Dec 11, 2003, 4:22:37 AM12/11/03

to

Robin Becker <ro...@jessikat.fsnet.co.uk> writes:
> I was just about to ask if generators allow for a stream like mechanism,
> but obviously if we're not allowed to change the generator state then it
> seems quite hard.

Well, there's always global state.

Aaron Watters

unread,

Dec 11, 2003, 8:38:57 AM12/11/03

to

regarding the use of stackless in
http://xsdb.sourceforge.net
"Fredrik Lundh" <fre...@pythonware.com> wrote in message news:<mailman.56.10711241...@python.org>...

> Aaron Watters wrote:
> > 5) use an event loop and use a generator for the relevant code;
> when you discover that you need to pause, yield to the framework.

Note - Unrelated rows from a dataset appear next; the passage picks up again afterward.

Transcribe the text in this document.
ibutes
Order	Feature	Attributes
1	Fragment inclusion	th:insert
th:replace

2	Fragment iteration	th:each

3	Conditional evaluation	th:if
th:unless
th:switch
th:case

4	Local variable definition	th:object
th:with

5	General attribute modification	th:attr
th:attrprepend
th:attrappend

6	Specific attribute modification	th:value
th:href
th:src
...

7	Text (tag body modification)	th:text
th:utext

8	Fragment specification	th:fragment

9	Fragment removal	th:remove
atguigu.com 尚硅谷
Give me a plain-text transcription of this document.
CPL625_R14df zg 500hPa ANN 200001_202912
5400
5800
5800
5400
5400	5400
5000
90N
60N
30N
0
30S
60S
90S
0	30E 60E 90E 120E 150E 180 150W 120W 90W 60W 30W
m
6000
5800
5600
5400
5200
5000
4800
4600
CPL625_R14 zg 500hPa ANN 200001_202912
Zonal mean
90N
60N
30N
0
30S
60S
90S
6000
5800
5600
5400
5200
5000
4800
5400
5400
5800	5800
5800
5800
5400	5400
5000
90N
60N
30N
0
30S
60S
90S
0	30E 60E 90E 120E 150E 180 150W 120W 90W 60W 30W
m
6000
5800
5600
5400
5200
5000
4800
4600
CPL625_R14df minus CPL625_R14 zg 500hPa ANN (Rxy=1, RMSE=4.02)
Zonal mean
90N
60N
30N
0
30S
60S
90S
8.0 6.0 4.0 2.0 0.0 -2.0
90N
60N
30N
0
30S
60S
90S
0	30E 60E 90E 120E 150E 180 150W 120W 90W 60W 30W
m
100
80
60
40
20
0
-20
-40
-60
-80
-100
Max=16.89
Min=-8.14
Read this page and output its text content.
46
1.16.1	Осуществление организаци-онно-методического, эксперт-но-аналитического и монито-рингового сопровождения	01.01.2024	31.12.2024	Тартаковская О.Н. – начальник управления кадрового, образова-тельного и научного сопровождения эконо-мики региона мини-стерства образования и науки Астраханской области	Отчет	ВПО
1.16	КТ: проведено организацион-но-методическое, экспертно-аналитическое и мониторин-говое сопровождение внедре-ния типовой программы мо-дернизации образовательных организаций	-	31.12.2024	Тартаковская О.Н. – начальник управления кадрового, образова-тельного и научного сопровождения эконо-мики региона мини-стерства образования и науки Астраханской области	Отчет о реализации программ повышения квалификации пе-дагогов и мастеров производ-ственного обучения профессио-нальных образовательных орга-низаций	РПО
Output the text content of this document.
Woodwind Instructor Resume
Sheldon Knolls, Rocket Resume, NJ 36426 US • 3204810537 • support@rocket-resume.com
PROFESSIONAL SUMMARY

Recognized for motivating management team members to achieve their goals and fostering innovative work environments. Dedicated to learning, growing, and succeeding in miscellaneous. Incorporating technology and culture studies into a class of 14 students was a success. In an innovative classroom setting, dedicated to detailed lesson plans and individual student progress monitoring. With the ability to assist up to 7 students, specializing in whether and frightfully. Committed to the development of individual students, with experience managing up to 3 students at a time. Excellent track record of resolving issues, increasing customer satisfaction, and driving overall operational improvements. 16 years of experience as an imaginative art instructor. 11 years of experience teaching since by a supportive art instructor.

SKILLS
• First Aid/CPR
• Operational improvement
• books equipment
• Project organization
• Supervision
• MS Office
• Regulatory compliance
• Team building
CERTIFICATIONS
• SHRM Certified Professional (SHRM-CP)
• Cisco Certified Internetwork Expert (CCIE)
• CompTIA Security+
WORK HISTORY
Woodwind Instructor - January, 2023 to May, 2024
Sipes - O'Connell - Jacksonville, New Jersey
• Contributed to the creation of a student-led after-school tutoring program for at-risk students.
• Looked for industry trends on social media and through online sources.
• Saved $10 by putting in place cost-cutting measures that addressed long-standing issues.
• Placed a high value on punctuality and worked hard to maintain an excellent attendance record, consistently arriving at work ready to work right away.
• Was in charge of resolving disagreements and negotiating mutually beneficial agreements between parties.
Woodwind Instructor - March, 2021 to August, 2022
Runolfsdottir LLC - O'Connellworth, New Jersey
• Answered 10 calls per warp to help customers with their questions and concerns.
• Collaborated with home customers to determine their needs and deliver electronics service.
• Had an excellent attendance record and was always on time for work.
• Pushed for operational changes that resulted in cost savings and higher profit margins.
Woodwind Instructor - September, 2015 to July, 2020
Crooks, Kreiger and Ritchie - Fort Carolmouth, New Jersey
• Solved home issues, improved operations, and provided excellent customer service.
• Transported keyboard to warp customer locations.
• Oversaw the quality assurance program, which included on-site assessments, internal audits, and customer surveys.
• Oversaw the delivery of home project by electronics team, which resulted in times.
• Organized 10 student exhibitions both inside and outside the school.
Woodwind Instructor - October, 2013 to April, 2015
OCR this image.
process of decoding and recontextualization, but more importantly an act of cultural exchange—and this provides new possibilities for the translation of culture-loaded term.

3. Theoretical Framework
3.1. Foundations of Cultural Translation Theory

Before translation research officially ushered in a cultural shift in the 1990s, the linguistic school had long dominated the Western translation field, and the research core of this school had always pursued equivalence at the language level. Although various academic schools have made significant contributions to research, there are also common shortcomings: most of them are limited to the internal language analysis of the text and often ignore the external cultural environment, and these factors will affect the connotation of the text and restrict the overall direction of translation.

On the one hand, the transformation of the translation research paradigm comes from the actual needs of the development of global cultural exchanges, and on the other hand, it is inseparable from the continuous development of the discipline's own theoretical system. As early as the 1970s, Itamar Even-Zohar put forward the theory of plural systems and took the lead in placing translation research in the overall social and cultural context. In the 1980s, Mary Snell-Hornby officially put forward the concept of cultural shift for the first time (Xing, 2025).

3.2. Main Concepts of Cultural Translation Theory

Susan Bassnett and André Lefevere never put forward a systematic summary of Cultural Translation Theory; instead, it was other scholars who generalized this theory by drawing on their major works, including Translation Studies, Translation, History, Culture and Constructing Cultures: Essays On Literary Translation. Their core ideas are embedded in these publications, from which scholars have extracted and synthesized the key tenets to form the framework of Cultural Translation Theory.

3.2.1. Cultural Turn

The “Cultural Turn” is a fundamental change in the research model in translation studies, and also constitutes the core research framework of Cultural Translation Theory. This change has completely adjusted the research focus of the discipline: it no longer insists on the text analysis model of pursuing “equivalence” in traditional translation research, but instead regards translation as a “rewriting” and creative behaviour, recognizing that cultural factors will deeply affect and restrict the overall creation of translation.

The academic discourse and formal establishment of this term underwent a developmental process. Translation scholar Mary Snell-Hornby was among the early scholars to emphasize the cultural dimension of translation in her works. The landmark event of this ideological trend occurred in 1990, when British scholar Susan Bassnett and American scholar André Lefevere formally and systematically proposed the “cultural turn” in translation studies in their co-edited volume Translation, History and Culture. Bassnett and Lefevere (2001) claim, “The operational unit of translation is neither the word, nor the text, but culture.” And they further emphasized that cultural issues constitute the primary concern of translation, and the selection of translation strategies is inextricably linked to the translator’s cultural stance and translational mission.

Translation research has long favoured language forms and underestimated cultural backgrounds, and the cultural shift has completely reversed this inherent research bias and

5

Please tell me I'm missing something, but I don't think
this will really help. The problem is that I need to "yield"
or "suspend" or "send something across a channel" from about
45 places in the code some of which are arbitrarily deep into
multiple recursions. The generator thing will only allow
me to go one level deep into a single call -- no? By contrast
the stackless.channel mechanism is a far more general construct,
allowing me to "yield" at any point without restructuring the
code at all. Stackless rules.
-- Aaron Watters
===
I'm standing in the middle of the desert
waiting for my ship to come in
-- Sheryl Crow "Leaving Las Vegas"

Duncan Booth

unread,

Dec 11, 2003, 9:03:35 AM12/11/03

to

aa...@reportlab.com (Aaron Watters) wrote in
news:9a6d7d9d.03121...@posting.google.com:

> regarding the use of stackless in
> http://xsdb.sourceforge.net
> "Fredrik Lundh" <fre...@pythonware.com> wrote in message
> news:<mailman.56.10711241...@python.org>...
>> Aaron Watters wrote:
>> > 5) use an event loop and use a generator for the relevant code;
>> when you discover that you need to pause, yield to the framework.
>
> Please tell me I'm missing something, but I don't think
> this will really help. The problem is that I need to "yield"
> or "suspend" or "send something across a channel" from about
> 45 places in the code some of which are arbitrarily deep into
> multiple recursions. The generator thing will only allow
> me to go one level deep into a single call -- no? By contrast
> the stackless.channel mechanism is a far more general construct,
> allowing me to "yield" at any point without restructuring the
> code at all. Stackless rules.

The generator solution may not be appropriate for your task, but it isn't
entirely accurate to say that you can only go one level deep. You can (sort
of) yield from arbitrarily deep function nesting, or even from recursive
functions. The catch though is that you do have to write the code in a
slightly contorted manner in order to yield from below the first function.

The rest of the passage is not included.